Technology can be a potent efficiency booster. But not all tools will be the right fit for your clinicians, patients, staff, or strategic vision. Some tools may add complexity or remove beneficial face-to-face interaction. Others could be useful, but only if they’re applied correctly.

Ask

These are some key questions to ask before acquiring new technology:

  • What need does this technology address?
  • Does it simplify or add complexity to your workflows? (Check by diagramming the workflow, step by step, both with and without the technology.)  
  • Are other providers using this technology? Have you talked to them?
  • How much provider and staff training will the technology require? Do you have the time to provide this training, and do users have the time to take it?
  • How do the up-front costs compare with the potential long-term savings?
  • Before investing in artificial intelligence (AI), have you addressed all data integrity issues? (AI is useless if the data you’re feeding into it is inaccurate.)

Act

  • Reassess your existing technology by asking users what’s working and what’s not and by tracking key performance indicators that measure what the technology is supposed to achieve.  
  • When a technology’s performance is falling short, work with users and vendors to identify solutions. But don’t be so wedded to your investment in a technology that you’re afraid to ditch it.
  • Integrate AI to reduce errors and burdens. For example, AI systems can track updates to medical coding systems, audit medical records to locate coding errors, document discrepancies, and flag these for human review. More recently, AI has been used to automatically listen to, capture, and process the patient-physician encounter, dramatically reducing the hours clinicians must spend on documentation.

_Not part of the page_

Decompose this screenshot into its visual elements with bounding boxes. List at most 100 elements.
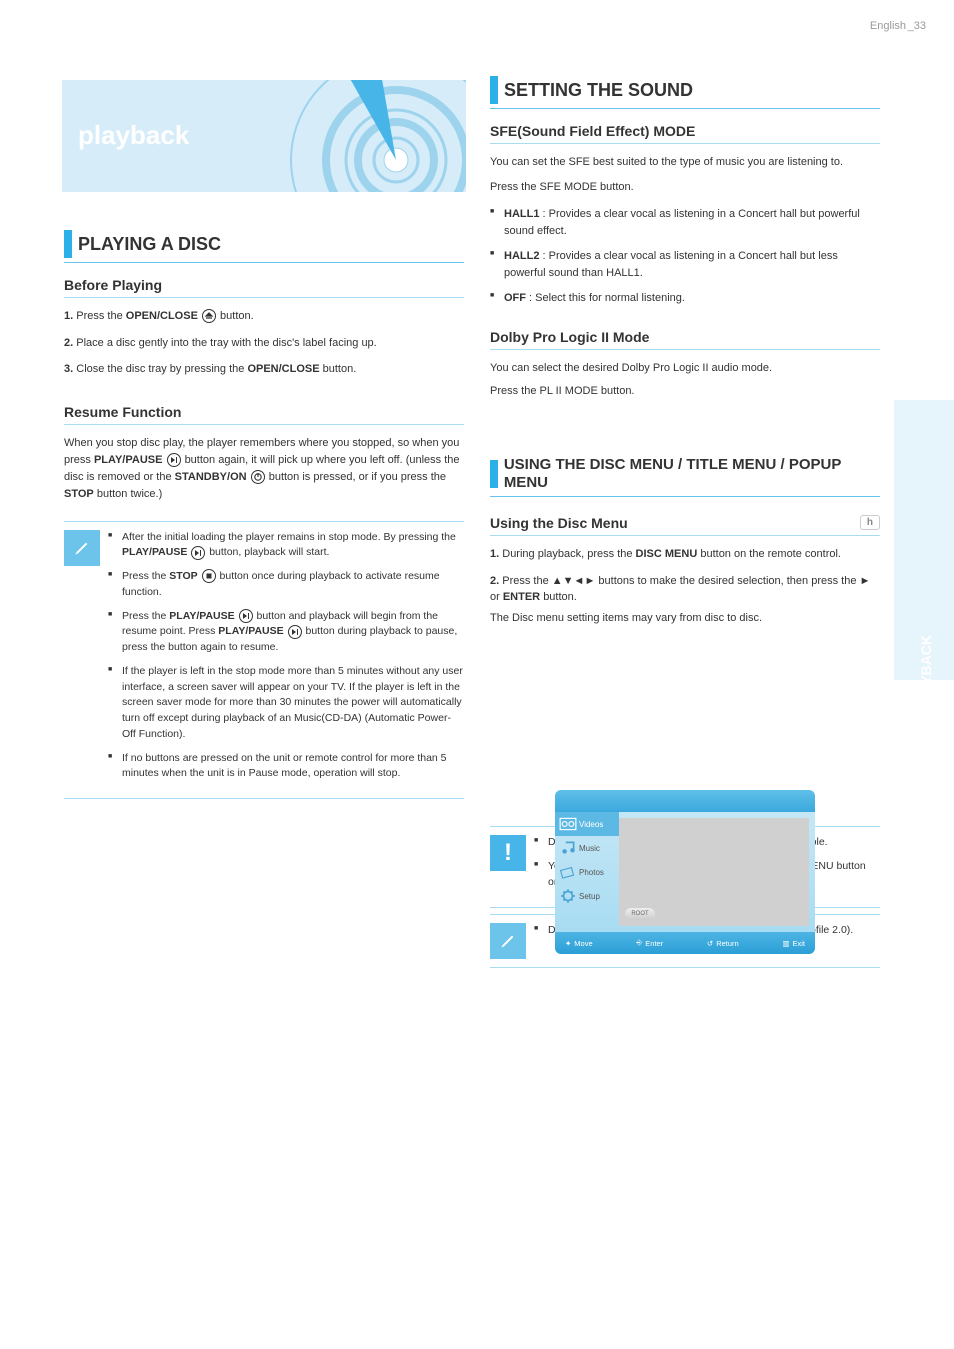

As recently as 2020, the U.S. Department of Veterans Affairs (VA) used outdated technology that delayed processing and payment of claims for veterans and healthcare providers. VA worked with Signature Performance to implement a new software platform aimed at enhancing accuracy and speed. The technology-driven efficiencies improved claims accuracy to 99.9%, enabled 96% of payments to be made within 30 days, and freed up approximately 130,000 full-time-equivalent hours at VA to invest in other priorities.